See Diego Rivera’s Rare 30-Ton Fresco at SFMOMA for Free.
Pan American Unity A Mural by Diego Rivera.
Where: Roberts Family Gallery, Floor 1 .
Address: SFMOMA, 3rd and Mission streets, SF.
Open: Friday-Monday 10 am – 5 pm, Thursday 1 pm – 8 pm.
Closed Tuesdays and Wednesdays.
In a groundbreaking partnership with City College of San Francisco, SFMOMA hosts Diego Rivera’s monumental mural The Marriage of the Artistic Expression of the North and of the South on the Continent, more commonly known as Pan American Unity (June 28, 2021 – 2023) in the museum’s Roberts Family Gallery free space.
The mural, originally painted in front of a live audience at the 1940 Golden Gate International Exposition on San Francisco’s Treasure Island, is comprised of 10 fresco panels and measures 22 feet high and 74 feet wide (nearly 1,800 square feet).
After 80 years, Diego Rivera’s 1,600-square-foot fresco was unveiled and open to the public again! Technically it was open to the public before but not very accessible so it has been moved to another location which was quite a feat being that it is 20ft tall and 74 ft wide.
Video grand opening! [forward to 3:40 minutes].
Diego Rivera’s rarely seen fresco will be on view for free at SFMOMA opening at 1pm on June 28th. It’ll be on view until 2023.
Ten years after his first stay, Diego Rivera (1886–1957) returned to San Francisco in June 1940 to headline the main fine arts exhibition of the Golden Gate International Exposition on Treasure Island. Working on a scaffold in an airplane hangar before a live audience, Rivera painted The Marriage of the Artistic Expression of the North and of the South on This Continent, commonly known as Pan American Unity, his last mural in the U.S.
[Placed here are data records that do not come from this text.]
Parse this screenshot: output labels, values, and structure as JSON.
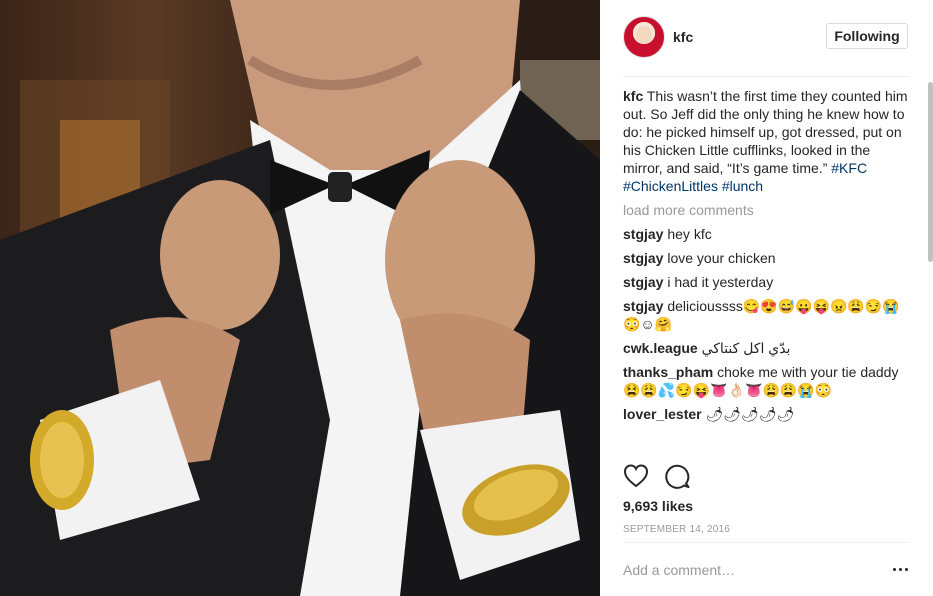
{
  "post": {
    "username": "kfc",
    "follow_label": "Following",
    "caption_user": "kfc",
    "caption_text": "This wasn’t the first time they counted him out. So Jeff did the only thing he knew how to do: he picked himself up, got dressed, put on his Chicken Little cufflinks, looked in the mirror, and said, “It’s game time.”",
    "hashtags": "#KFC #ChickenLittles #lunch",
    "load_more": "load more comments",
    "comments": [
      {
        "user": "stgjay",
        "text": "hey kfc"
      },
      {
        "user": "stgjay",
        "text": "love your chicken"
      },
      {
        "user": "stgjay",
        "text": "i had it yesterday"
      },
      {
        "user": "stgjay",
        "text": "delicioussss😋😍😅😛😝😠😩😏😭😳☺🤗"
      },
      {
        "user": "cwk.league",
        "text": "بدّي اكل كنتاكي"
      },
      {
        "user": "thanks_pham",
        "text": "choke me with your tie daddy😫😩💦😏😝👅👌🏻👅😩😩😭😳"
      },
      {
        "user": "lover_lester",
        "text": "🌶🌶🌶🌶🌶"
      }
    ],
    "likes": "9,693 likes",
    "date": "SEPTEMBER 14, 2016",
    "add_comment_placeholder": "Add a comment…"
  },
  "icons": {
    "like": "heart-icon",
    "comment": "comment-bubble-icon",
    "more": "more-options-icon"
  },
  "colors": {
    "hashtag": "#003569",
    "muted": "#999999",
    "text": "#262626"
  }
}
The fresco depicts in colorful detail a past, present, and future that the artist believed were shared across North America, calling for cultural solidarity and exchange during a time of global conflict. Completed with support from local artists and assistants, with scenes of the Bay Area as a backdrop, the mural celebrates the creative spirit through portraits of artists, artisans, architects, and inventors who use art and technology as tools to shape society.
After the fair, Pan American Unity — measuring twenty-two by seventy-four feet and weighing over sixty thousand pounds — was moved to the campus of City College of San Francisco (CCSF). This was possible because Rivera painted this fresco not on a wall, but on ten steel-framed cement panels. More than half a century later, an international team of experts has spent years planning another move.
Where in the SFMOMA is the fresco?
In partnership with CCSF, SFMOMA presents Rivera’s Pan American Unity in the museum’s free-to-the-public Roberts Family Gallery on Floor 1. On view until 2023, the mural will then return to CCSF to be installed in a new performing arts center.
Tickets to the SFMOMA are not required to view the fresco.